Romm, Tony. White House preps expansive online privacy bill. Politico. January 28, 2015.

  • The White House is preparing an online privacy bill that will restrict how companies handle consumer data while also increasing the authority of the Federal Communication Commission to police abuses. The draft bill will “require large Internet companies, online advertisers, mobile app makers and others to ask permission from consumers before collecting and sharing their most sensitive personal information, according to three sources briefed by administration officials.” The Obama administration is also proposing to give the Federal Trade Commission enforcement authority to “fine companies for privacy missteps.”

Tung, Liam. ​Facebook’s privacy showdown set for Vienna hearing in April. ZDNet. January 26, 2015.

  • Facebook will have to appear in court in Vienna in April in a lawsuit called “Facebook versus Europe.” The class action lawsuit is led by privacy campaigner Max Schrems, and 25,000 individuals from outside US and Canada have joined the suit. The group is demanding “€500 per individual in damages from Facebook for maintaining invalid privacy policies and illegally collecting and forwarding user data while allegedly participating in the NSA’s PRISM program.” Facebook has declined to comment thus far, and according to the group, “Facebook is of the opinion that it cannot be sued” as these lawsuits are allegedly inadmissible in Ireland and Austria.

Internet Technologies

Russell, Jon. Coinbase Is Opening The First Regulated Bitcoin Exchange In The U.S. TechCrunch. January 25, 2015.

  • Coinbase, a bitcoin payment firm, will be opening the first regulation bitcoin exchange in the U.S., following a $75 million funding round, with investors such as the New York Stock Exchange and USAA. This development, as well as Coinbase’s regulatory backing, is particularly significant as the “exact legality of bitcoin in the U.S. has been unclear for some time.” Currently, Coinbase offers exchange services in 19 countries, and the CEO is “keen to explore the potential of bitcoin in emerging markets, and wants the company to expand its reach to at least 30 countries overall by the end of 2015.”

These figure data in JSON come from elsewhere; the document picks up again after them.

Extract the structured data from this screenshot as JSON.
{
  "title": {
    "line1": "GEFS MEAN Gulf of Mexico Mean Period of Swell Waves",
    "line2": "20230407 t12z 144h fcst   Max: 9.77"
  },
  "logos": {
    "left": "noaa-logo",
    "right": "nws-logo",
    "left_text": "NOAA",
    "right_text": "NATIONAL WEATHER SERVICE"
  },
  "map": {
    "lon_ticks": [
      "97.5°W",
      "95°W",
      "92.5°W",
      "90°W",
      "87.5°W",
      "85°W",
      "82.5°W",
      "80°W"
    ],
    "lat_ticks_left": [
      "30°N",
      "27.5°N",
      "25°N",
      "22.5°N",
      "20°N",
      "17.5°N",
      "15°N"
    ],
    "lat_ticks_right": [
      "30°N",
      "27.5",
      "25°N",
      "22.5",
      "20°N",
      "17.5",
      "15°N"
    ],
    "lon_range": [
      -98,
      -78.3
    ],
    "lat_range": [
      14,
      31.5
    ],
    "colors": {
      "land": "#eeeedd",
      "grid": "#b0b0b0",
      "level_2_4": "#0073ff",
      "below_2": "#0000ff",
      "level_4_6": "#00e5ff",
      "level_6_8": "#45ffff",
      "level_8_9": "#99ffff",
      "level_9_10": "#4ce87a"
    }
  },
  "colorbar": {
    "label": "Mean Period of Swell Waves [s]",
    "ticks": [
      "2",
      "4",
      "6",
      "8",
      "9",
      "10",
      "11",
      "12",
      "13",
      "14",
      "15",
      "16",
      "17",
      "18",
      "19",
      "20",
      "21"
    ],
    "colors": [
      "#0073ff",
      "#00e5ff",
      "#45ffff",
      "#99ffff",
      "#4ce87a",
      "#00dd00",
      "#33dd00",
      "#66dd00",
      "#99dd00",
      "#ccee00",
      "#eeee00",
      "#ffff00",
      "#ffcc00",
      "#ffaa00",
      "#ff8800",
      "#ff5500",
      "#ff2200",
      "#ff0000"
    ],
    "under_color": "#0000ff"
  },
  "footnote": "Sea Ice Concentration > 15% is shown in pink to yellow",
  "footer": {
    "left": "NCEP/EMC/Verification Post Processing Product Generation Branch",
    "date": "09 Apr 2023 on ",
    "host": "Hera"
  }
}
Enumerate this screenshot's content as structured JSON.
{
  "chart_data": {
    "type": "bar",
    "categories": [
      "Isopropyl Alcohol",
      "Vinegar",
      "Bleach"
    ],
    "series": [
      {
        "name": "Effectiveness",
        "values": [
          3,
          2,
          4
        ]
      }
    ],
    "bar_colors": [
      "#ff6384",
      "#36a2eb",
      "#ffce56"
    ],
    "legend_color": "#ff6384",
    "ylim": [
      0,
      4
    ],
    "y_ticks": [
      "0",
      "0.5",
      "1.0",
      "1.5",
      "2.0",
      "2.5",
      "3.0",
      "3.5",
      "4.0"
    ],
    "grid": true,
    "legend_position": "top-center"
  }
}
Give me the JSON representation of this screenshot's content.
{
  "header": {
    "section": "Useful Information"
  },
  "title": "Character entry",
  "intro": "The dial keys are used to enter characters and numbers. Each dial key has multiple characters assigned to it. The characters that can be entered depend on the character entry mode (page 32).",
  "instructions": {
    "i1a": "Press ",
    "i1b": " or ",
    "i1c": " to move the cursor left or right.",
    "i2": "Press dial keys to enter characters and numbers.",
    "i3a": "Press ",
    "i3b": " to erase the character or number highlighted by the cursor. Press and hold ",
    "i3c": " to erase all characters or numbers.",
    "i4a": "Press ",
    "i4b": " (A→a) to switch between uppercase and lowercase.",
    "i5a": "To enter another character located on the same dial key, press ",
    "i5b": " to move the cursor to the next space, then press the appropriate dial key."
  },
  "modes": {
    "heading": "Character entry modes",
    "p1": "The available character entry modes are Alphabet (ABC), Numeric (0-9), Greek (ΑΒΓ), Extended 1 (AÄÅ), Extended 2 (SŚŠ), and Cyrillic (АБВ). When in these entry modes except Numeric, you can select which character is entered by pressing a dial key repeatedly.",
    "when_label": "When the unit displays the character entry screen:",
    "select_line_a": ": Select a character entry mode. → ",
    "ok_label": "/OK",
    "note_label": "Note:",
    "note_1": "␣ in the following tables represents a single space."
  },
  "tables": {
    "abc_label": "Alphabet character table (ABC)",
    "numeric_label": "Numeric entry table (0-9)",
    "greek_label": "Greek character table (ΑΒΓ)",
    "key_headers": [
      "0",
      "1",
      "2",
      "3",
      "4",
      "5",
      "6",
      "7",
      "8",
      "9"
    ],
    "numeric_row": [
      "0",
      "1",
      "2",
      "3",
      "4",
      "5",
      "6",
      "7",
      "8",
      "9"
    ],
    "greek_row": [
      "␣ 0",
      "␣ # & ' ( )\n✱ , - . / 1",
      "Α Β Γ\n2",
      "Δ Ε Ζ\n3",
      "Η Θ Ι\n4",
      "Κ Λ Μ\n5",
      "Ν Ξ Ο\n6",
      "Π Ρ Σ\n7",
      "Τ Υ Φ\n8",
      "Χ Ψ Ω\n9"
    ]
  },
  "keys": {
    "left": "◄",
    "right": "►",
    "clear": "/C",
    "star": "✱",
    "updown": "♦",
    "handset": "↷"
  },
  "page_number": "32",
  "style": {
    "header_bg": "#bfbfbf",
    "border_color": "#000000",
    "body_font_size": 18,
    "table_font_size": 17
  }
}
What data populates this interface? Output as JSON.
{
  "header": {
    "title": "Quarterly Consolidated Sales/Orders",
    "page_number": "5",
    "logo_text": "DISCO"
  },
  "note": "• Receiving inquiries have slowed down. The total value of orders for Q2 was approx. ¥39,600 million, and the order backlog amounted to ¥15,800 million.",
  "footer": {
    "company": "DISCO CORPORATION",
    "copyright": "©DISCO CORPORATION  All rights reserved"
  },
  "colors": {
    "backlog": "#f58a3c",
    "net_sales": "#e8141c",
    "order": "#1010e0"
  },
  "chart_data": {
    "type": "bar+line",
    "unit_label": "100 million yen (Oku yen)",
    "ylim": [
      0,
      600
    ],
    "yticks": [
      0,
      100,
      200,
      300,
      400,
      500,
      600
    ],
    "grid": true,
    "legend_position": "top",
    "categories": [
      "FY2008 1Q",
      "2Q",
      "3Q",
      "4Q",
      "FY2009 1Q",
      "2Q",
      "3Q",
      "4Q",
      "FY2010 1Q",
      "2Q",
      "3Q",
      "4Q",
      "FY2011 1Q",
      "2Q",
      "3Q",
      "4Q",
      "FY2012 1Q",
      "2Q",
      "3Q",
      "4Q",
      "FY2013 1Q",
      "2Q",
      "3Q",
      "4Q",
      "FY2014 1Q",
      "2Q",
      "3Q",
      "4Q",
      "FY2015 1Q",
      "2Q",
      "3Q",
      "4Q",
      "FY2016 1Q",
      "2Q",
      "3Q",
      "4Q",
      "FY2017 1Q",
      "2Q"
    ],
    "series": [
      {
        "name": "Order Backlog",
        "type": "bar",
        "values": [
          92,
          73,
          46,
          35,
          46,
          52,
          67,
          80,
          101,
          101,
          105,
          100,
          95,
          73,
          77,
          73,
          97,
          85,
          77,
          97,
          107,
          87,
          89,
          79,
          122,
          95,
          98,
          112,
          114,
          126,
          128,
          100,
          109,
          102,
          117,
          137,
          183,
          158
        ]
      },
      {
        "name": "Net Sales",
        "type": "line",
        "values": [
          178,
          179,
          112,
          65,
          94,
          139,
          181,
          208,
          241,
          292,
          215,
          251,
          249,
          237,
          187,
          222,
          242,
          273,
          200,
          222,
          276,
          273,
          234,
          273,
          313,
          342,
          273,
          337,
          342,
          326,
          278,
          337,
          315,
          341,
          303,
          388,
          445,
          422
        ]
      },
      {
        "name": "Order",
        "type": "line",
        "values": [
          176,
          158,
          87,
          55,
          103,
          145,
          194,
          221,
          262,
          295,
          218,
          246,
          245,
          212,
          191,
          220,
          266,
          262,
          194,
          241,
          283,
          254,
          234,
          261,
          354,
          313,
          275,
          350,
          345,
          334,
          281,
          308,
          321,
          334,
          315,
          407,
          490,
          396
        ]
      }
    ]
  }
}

The below includes both past and upcoming events. See The GovLab’s Master Events Calendar for more Internet Governance events).

Book event on Monroe Price’s Free Expression, Globalism, and the New Strategic Communication. The GovLab and the Department of Media, Culture, and Communication at New York University. February 03, 2015.

  • At this panel discussion, Monroe Price, Director of the Center for Global Communication Studies at the Annenberg School for Communication at the University of Pennsylvania, “provides a timely and ambitious update of the theory of free expression in a global and digital age in his new book Free Expression, Globalism, and the New Strategic Communication.”

Netexplo Forum 2015. UNESCO. February 4-5, 2015.

  • The Netexplo Forum in Paris, France “will highlight some of the most promising global innovators in digital technologies today, who are inventing new forms of education, communication, information, solidarity and management around the globe. Their innovations impact on the way the public and private sectors reflect on development, dialogue and diversity, and they influence the elaboration of new strategies and programmes.”

[Webinar] Cross Community Working Group (CWG) On IANA Naming Related Functions: Current Progress and Key Issues.

  • In this webinar, the CWG-Stewardship responsible for developing “a transition proposal for the elements of the IANA Functions relating to domain names” will present information on its progress, as well as “key issues under consideration, in order to provide the community a preview in advance of further detailed work during the ICANN 52 Meeting in Singapore.”